Banyak perubahan yang kami bumbui didalam persidangan kami, bahkan 2 hari sebelum gladi bersih di fakultas ada banyak hal-hal yang kami rubah. Sesaat itu, pada saat gladi bersih diselenggarakan. Kami tak luput dari kesalahan.Pasti. Menuai beragam penilaian jelek daripada hadirin sidang, membuat kami semakin ciut. Membuat kami mustahil untuk menjadi yang terbaik ataupun berada diposisi ketiga. Namun, kesusahan hari ini cukup untuk hari ini saja (Matius 6:34), bangkit dari keterpurukan yang melanda, optimis dengan kemampuan yang ada, percaya satu sama lain dan saling mendukung. Kunci ini yang kami pegang hingga pada hari H, sebuah penentuan dimana kami menampilkan persidangan yang kami rangkai selama 2 bulan.

              Malam hari sampai dihotel, mengarungi perjalanan hiruk Tangerang-Jakarta Selatan, langsung dijamu dengan latihan diruangan kamar yang memadai menunjukkan pukul dini hari. Mengistirahatkan kami untuk bangun esok subuh, menyempatkan waktu berolahraga, kemudian latihan lagi dikarenai mendapatkan nomor urut 3 *tampil pukul 14.00. Kami berlatih untuk yang terakhir kalinya hingga pada pukul 09.00 agar kami bisa mempersiapkan diri baik kostum dan juga polesan diwajah. Berangkat ke Pengadilan Negeri Jakarta Selatan, ketakutan yang luar biasa menjerit didalam batin kami. Mulai dipersilahkan untuk memasuki ruang sidang, bermula dengan pembukaan dari Panitera-Petugas Pengadilan sampai Hakim Ketua mengucapkan kata:
"Sidang Pengadilan Negeri Jakarta Pusat yang mengadili perkara-perkara pidana umum pada peradilan tingkat pertama, dengan acara pemeriksaan biasa, dengan Nomor Regoster perkara 160/Pid.B/2018/PN JKT.PST. Atas Nama Terdakwa MELVIN JULIAN, S.E., M.M alias Kambong alias Dambo bin Wijaya. Dibuka dan dinyatakan terbuka untuk umum"

               Berakhir dengan ditutupnya sidang oleh Hakim Ketua. Haru keluar dari hati kami menorehkan air mata, pelukan diantara kami mengisyaratkan perjuangan kami usai dan terima kasih untuk semuanya hal baik mapun buruk yang pernah terjadi diantara kami. Malam puncaknya tidak berarti apa-apa bagi kami sesaat, sejenak kami menceritakan kesuksesan kami selama persidangan, semuanya tampil maksimal dan luar biasa. Tidak ada kata optimis tetapi hanyalah rasa bangga terhadap satu sama lain. Beranjak dari kamar hotel ke ballroom untuk mendengar pengumuman. Ya, suatu kebanggan bagi kami dipanggil untuk memperoleh setiap kategori terbaik dan juara I. Sapu bersih seluruh penghargaan, membawa piala juara I untuk FH UGM. Membuat bangga para senior yang datang jauh-jauh menyempatkan diri melatih bahkan menemani kami di hari H.


'17.'16.'16



               Sepemandangan maupun sepengalaman saya, terkadang menentukan target memang benar. Namun mencoba hal-hal diluar dari sasaran yang kita capai sudah sepantasnya diambil terlebih dahulu. Keyakinan hati memang mengatakan tak sanggup atau bahkan memantapkan bahwa kita sanggup. Tapi keinginan diluar dari diri manusia sudah selayaknya berserah diri, biar Tuhan yang menggerakan, biar Tuhan yang mengatur dan merancang semuanya.

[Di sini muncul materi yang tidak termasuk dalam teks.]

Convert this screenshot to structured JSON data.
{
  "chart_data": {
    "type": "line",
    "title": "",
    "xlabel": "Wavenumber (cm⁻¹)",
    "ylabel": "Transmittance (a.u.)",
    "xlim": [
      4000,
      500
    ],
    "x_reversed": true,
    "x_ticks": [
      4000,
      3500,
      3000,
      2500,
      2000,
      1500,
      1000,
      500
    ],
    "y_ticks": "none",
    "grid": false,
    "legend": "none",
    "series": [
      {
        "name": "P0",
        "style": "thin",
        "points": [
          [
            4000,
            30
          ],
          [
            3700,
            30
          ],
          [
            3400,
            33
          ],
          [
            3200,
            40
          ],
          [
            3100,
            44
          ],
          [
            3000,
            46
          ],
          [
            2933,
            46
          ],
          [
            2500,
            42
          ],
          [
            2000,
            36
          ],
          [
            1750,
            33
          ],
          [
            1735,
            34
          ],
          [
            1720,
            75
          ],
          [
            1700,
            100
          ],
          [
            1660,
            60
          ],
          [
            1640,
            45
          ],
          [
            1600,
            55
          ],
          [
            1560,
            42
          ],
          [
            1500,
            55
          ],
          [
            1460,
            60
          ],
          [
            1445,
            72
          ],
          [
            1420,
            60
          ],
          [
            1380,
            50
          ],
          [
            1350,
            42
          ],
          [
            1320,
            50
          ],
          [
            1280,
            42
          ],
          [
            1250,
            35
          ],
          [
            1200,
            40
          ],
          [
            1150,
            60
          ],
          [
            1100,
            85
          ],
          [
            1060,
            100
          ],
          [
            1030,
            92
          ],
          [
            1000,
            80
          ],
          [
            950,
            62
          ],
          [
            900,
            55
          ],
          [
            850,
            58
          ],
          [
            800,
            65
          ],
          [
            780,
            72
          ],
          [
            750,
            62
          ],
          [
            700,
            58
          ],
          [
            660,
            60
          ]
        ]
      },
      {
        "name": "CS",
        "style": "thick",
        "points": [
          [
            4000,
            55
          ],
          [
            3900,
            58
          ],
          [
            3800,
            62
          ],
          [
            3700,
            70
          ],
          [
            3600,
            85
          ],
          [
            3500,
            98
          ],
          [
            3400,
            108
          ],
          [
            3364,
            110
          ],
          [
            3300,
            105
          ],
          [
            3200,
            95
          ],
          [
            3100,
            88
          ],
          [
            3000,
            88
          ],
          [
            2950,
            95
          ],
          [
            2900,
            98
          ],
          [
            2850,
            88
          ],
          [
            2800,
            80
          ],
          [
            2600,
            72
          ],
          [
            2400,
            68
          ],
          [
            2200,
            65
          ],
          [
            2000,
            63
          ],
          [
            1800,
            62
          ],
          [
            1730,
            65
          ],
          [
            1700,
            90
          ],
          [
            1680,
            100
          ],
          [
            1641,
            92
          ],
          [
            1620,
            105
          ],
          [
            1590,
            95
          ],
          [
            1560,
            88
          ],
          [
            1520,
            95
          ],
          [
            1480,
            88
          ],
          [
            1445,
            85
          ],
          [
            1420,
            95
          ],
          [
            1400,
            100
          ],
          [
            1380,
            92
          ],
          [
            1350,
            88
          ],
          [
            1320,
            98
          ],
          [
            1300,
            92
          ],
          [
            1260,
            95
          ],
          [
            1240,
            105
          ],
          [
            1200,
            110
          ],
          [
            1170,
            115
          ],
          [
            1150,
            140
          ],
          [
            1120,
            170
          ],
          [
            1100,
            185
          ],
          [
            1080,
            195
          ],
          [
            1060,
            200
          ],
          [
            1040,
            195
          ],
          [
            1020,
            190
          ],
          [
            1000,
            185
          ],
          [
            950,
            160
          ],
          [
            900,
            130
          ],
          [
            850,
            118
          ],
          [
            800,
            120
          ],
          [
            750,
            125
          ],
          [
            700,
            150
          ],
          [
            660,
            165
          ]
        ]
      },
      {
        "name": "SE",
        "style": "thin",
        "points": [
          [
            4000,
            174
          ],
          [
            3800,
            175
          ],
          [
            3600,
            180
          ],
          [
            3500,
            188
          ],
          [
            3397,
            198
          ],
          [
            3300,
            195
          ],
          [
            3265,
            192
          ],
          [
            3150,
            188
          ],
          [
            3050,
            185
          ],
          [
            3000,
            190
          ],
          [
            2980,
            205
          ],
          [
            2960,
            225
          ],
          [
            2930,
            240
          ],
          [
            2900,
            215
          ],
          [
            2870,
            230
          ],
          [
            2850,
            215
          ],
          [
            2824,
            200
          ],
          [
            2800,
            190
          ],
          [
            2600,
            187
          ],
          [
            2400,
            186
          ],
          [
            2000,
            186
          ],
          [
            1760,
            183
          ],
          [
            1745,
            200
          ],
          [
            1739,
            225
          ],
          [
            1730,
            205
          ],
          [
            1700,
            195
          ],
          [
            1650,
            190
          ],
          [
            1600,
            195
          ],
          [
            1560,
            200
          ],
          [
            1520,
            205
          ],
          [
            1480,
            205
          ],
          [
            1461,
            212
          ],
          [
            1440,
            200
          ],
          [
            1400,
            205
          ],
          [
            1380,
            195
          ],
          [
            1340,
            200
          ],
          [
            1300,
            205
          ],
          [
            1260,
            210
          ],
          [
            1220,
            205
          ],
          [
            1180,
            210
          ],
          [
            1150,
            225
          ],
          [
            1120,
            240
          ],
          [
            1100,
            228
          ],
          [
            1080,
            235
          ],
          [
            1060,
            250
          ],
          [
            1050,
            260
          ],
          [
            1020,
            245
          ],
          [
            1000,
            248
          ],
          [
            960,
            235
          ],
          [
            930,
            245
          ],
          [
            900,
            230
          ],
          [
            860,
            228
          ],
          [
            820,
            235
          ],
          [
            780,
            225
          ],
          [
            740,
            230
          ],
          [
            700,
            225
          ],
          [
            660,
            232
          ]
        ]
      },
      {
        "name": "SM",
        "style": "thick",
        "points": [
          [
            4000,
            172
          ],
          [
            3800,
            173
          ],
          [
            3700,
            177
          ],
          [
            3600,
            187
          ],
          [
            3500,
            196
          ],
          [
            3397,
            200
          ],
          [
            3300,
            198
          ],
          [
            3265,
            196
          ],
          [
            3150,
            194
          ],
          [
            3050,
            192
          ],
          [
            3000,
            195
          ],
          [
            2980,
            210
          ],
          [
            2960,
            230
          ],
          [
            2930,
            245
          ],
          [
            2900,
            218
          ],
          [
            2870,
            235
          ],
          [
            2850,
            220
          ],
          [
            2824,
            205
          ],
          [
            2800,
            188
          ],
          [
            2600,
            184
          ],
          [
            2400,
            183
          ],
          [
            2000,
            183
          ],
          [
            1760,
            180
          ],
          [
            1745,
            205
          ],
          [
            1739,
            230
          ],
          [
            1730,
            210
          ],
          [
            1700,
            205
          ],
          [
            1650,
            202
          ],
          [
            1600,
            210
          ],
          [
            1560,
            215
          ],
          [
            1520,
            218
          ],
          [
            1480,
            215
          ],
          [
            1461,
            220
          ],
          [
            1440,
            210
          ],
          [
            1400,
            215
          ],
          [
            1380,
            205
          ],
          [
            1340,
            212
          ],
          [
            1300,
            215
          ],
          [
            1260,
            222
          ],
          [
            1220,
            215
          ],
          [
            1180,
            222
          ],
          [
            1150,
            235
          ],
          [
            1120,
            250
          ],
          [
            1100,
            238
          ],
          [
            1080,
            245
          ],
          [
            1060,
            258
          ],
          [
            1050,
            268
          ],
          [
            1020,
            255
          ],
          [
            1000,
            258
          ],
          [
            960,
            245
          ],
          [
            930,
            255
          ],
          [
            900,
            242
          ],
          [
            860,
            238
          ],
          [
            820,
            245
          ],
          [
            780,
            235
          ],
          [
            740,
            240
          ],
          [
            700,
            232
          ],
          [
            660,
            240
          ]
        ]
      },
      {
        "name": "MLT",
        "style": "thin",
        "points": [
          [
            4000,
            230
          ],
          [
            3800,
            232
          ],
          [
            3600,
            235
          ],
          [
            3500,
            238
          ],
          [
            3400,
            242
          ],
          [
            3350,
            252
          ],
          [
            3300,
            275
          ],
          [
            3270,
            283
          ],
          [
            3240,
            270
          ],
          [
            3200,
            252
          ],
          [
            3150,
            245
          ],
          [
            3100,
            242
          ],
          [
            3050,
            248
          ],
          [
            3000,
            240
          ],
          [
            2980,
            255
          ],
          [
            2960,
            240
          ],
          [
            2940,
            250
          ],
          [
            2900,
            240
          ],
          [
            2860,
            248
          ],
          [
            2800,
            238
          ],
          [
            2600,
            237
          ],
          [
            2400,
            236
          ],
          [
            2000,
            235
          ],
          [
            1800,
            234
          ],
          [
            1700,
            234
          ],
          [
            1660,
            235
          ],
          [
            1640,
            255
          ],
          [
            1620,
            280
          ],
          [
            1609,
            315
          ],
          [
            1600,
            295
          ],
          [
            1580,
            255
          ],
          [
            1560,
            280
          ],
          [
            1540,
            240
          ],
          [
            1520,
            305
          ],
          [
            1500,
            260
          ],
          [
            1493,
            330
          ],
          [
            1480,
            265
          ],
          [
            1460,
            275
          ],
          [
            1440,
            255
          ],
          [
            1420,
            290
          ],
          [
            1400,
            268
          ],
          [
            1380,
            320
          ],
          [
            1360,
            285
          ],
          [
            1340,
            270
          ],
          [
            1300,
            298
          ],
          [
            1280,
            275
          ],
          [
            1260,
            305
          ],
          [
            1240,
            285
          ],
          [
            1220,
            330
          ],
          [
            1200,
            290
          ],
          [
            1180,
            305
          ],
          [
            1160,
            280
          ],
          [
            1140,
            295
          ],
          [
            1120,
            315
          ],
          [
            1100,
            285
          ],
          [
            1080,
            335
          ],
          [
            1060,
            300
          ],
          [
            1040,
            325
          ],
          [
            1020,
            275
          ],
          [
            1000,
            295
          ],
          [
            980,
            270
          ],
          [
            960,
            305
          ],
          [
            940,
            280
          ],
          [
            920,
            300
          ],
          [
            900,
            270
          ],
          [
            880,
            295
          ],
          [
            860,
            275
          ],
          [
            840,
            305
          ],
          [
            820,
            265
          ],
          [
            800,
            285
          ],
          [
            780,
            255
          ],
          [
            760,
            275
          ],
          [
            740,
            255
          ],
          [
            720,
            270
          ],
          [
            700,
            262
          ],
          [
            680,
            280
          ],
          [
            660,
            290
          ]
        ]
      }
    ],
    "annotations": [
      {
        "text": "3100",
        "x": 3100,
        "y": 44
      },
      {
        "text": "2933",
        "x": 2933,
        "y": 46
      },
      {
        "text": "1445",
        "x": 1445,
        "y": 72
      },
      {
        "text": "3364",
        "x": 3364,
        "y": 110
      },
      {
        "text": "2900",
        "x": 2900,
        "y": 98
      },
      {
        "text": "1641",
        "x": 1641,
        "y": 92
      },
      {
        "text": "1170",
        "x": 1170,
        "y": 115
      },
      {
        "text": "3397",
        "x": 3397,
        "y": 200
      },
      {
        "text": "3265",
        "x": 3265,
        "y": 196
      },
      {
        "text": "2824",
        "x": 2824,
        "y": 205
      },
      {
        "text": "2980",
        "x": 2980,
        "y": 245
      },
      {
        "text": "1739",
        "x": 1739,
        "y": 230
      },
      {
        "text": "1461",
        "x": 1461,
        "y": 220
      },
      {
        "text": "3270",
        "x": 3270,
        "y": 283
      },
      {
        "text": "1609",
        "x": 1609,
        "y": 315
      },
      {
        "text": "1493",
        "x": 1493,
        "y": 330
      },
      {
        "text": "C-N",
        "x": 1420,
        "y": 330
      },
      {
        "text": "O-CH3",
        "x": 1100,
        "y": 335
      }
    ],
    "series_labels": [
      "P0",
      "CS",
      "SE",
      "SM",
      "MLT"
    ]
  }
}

             Memang tidak ada alasan bagi saya untuk diterima menjadi delegasi, tetapi Tuhan punya alasan untuk meletakkan hambaNya disuatu wadah yang bisa membentuknya, seseorang yang penuh kebimbangan, seseorang yang apabila dibiarkan begitu saya akan mengalami kemunduran atau bahkan merasa dirinya tidak benar  menekuni jurusan tersebut. Supaya ia mampu berdiri diatas tumpu yang sudah disediakan oleh BapaNya. Bukan renungan rohani. Suatu torehan catatan hari mahasiswa yang seketika merasa dirinya bukan mahasiswa Fakultas Hukum. Tidak tau, sama sekali tidak tau apa yang mau saya lakukan, sama sekali tidak punya gambaran prestasi apa yang bisa dituai dikampus ini. Apa kemampuan saya? Bisakah saya seperti senior-senior dengan segudang prestasi dan kemampuan analisis hukumnya bak seorang petinggi yang pantas duduk bersanding dengan pejabat negara atau para ahliawan diluar. Apa yang bisa saya lakukan? Mengapa saya berada ditempat ini? Apakah saya sekedar menghafal mati untuk mengejar nilai A menuliskan semua isi buku hingga kepada titik komanya dilembar ujian?Apa tuntutan yang diberikan oleh orangtua saya? Seperti apa mahasiswa yang dibutuhkan oleh universitas ini? Begitulah bisikan dinding kampus yang bertanya-tanya apakah saya ini, bisikannya yang senantiasa bertanya sentiasa membangkitkan amarah dan rasa kecut dalam diri maupun benak saya.

That's how it is. That's how we goes.